When the foliage in your garden begins to thin, it is a good time to check out the places where some plants have not done as well as others and smell the soil. Everyone who gardens knows that soil is alive and the well-being of your plants depends on the nutrients in your soil. When the children were little I took them to the river, the creek, the fields, and the woods to feel and smell the differences in the soil. Healthy soil has a rich distinctive aroma; soil devoid of nutrients looses this all-telling “dirt smell” and will need some help to regain any strength.

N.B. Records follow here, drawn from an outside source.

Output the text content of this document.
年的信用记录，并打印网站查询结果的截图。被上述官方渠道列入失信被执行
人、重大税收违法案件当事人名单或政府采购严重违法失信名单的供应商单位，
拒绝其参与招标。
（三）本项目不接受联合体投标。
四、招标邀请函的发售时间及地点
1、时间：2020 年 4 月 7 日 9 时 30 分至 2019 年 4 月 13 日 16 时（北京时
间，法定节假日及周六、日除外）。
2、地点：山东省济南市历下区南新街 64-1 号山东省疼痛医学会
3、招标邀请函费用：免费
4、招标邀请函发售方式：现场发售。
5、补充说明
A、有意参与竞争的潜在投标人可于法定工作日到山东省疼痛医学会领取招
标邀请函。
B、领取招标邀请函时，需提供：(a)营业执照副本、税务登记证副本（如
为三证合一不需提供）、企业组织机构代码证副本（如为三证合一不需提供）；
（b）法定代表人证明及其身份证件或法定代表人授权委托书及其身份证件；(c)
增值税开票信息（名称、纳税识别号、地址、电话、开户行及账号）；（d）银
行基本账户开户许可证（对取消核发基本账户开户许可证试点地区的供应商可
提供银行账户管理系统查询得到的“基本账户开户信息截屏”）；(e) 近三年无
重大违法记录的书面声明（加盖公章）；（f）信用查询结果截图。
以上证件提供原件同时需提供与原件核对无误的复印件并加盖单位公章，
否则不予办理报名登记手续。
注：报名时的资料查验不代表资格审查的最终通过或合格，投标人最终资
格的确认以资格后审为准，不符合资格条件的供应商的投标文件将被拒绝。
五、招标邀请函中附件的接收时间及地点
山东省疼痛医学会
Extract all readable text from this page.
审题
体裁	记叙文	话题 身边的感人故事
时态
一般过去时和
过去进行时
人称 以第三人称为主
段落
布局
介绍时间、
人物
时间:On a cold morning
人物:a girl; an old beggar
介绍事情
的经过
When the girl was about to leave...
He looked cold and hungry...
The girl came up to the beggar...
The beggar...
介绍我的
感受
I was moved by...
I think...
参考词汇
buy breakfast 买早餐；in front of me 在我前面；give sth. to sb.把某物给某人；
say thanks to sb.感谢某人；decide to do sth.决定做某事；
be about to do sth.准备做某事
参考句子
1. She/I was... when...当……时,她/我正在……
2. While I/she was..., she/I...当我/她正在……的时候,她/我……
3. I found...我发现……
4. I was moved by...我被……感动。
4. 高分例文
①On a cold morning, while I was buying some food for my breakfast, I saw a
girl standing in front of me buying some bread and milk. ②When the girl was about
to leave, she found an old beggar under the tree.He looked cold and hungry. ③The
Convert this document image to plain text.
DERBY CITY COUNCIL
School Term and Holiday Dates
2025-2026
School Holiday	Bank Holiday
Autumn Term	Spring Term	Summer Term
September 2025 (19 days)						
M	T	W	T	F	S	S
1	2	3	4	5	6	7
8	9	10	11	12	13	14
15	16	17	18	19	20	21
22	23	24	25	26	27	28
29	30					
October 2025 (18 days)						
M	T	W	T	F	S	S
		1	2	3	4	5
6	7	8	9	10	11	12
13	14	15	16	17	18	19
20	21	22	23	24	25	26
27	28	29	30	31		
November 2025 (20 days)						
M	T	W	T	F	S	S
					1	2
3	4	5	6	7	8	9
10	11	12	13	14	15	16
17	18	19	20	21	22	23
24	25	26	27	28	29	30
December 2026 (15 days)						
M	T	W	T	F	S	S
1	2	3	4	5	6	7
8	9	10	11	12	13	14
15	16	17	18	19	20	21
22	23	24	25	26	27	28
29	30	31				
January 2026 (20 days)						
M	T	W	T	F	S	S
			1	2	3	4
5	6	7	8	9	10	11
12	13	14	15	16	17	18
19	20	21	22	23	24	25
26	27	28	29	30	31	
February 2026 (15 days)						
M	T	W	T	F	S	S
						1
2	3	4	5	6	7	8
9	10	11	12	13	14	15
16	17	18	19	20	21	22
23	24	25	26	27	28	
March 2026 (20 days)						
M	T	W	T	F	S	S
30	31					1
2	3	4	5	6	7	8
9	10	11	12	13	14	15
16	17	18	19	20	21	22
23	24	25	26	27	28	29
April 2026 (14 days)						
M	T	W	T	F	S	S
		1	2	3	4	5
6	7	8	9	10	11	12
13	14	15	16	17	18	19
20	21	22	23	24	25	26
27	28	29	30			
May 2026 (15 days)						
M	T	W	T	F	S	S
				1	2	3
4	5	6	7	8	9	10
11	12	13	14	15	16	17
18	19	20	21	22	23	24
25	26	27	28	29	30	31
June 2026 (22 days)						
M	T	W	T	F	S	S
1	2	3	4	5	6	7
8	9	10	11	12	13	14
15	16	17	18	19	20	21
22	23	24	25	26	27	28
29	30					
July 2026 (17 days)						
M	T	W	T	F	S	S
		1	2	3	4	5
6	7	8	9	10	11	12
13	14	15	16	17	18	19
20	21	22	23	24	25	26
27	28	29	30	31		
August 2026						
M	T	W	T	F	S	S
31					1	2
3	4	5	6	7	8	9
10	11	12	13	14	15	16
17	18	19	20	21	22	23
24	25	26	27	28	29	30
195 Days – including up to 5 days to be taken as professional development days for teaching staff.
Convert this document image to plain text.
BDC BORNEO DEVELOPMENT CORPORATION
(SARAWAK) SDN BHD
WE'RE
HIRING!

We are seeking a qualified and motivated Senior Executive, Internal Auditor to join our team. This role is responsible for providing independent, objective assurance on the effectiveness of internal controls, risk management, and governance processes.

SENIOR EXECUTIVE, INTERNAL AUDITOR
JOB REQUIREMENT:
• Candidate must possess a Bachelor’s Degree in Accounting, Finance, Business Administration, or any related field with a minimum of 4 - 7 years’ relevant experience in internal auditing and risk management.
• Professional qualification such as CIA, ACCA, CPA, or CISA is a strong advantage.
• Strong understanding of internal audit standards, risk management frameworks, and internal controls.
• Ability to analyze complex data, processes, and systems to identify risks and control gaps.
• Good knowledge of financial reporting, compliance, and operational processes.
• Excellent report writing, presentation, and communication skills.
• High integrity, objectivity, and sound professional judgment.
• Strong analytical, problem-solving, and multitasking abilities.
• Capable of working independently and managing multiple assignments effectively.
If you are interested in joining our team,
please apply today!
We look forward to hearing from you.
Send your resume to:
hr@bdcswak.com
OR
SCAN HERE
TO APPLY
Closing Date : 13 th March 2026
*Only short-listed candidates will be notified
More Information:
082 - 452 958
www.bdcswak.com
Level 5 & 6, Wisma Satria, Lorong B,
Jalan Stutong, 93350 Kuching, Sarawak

The texture of dirt depends upon the mineral content in it. Sand has the largest particles that can be seen, silts are very small and clays are microscopic. To acquaint yourself with the smell of healthy soil, go to a spot in your garden under a tree, dig a trowel full and inhale the aroma....it will smell alive. It has gathered nutrients from the leaves which have fallen and the grass clippings which have been thrown its way. The decomposition which has ensued over time has created a rich, nurturing soil full of nutrients, which is why the forest floor is always occupied.
Since no amount of processed fertilizer can add to the garden what decomposing vegetation can add, remember to toss grass clippings and fallen leaves into the flower beds. Over the winter with rains and snow, they will meld into the garden, disintegrate, and replenish the soil while you are not noticing.... the garden will thank you.